What is the Mauritius Convention?
The United Nations Convention on Transparency in Treaty-based Investor-State Arbitration (the Mauritius Convention) is due to enter into force on 18 October 2017, following Switzerland’s ratification of it on 18 April 2017.
Australia became a signatory on 18 July 2017, marking the first jurisdiction in the Asia-Pacific region to do so. The decision to ratify the Mauritius Convention in Australia will next be considered by the Joint Standing Committee on Treaties.
The Mauritius Convention extends the application of the UNCITRAL Rules on Transparency in Treaty-based investor-State Arbitration (the Transparency Rules) to apply to investor-State arbitrations initiated under investment treaties concluded before 1 April 2014.
The Transparency Rules as a stand-alone instrument only apply to investment treaties concluded after 1 April 2014, so the Mauritius Convention extends the reach of the Transparency Rules to capture a greater number of treaties.
The practical implications of this for parties is that investor-State arbitrations against States who have ratified the Mauritius Convention will not be confidential (i.e. hearings and documents will be public, as they are in domestic court proceedings).
What lessons can be drawn from the Mauritius Convention for international commercial arbitration?
Transparency, as promoted in the Mauritius Convention, is inextricably connected with increasing the scope of application of the Transparency Rules. We are already seeing both the Convention and the Transparency Rules take on preliminary steps to permanence in Australian legislation, in the form of amendments to the International Arbitration Act 1974 (Cth) (the Act).

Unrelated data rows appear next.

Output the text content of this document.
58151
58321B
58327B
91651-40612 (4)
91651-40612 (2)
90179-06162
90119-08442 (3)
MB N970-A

The Civil Law and Justice Legislation Amendment Bill 2017 (the Bill), currently before the Senate, will amend the Act if passed. Relevantly, one effect of the amendments will be clarifying certain confidentiality provisions in the Act. In the second reading speech of the Bill, Senator George Brandis (Attorney-General for Australia) noted that the amendments would ‘help ensure that Australian arbitral law and practice stay on the global cutting edge, so that Australia continues to gain ground as a competitive arbitration friendly jurisdiction.’ This comment, coupled with the actual amendments to the Act, suggests that Australia’s ratification of the Mauritius Convention is not far off.
Signing the Mauritius Convention itself was a progressive move for Australia, particularly doing so ahead of the other international arbitration hubs in the Asia-Pacific region, Singapore and Hong Kong.
The Bill inserts the definition of both the Mauritius Convention and the Transparency Rules into the Act. It also inserts a new s22(3), which provides that the disclosure of confidential information provisions in s23C through s23G do not apply to arbitral proceedings which the Transparency Rules apply to, regardless of why the Rules apply.
These amendments ensure that the effect of the Mauritius Convention and Transparency Rules are given room to operate unimpeded by the legislation, and signal the entrance of the transparency-minded provisions of the Mauritius Convention and Transparency Rules into the Australian legislative framework.
Interestingly, the amendments even apply to ss23F and 23G. These provisions allow courts to prohibit or allow the disclosure of confidential information in certain circumstances. Ensuring the Convention and Transparency Rules are also unimpeded by these requirements in the Act is particularly significant, because it gives them a wide scope of operation.
However, the exemption from these provisions does not apply to all investor-State arbitrations, only those which attract the operation of the Convention or Rules, and does not yet extend to commercial arbitration more broadly.
While they are certainly a step in the right direction towards a more transparency-minded framework, the proposed amendments to the International Arbitration Act 1974 (Cth) do not go so far as to demonstrate that international commercial arbitration will shift focus from confidentiality to transparency entirely.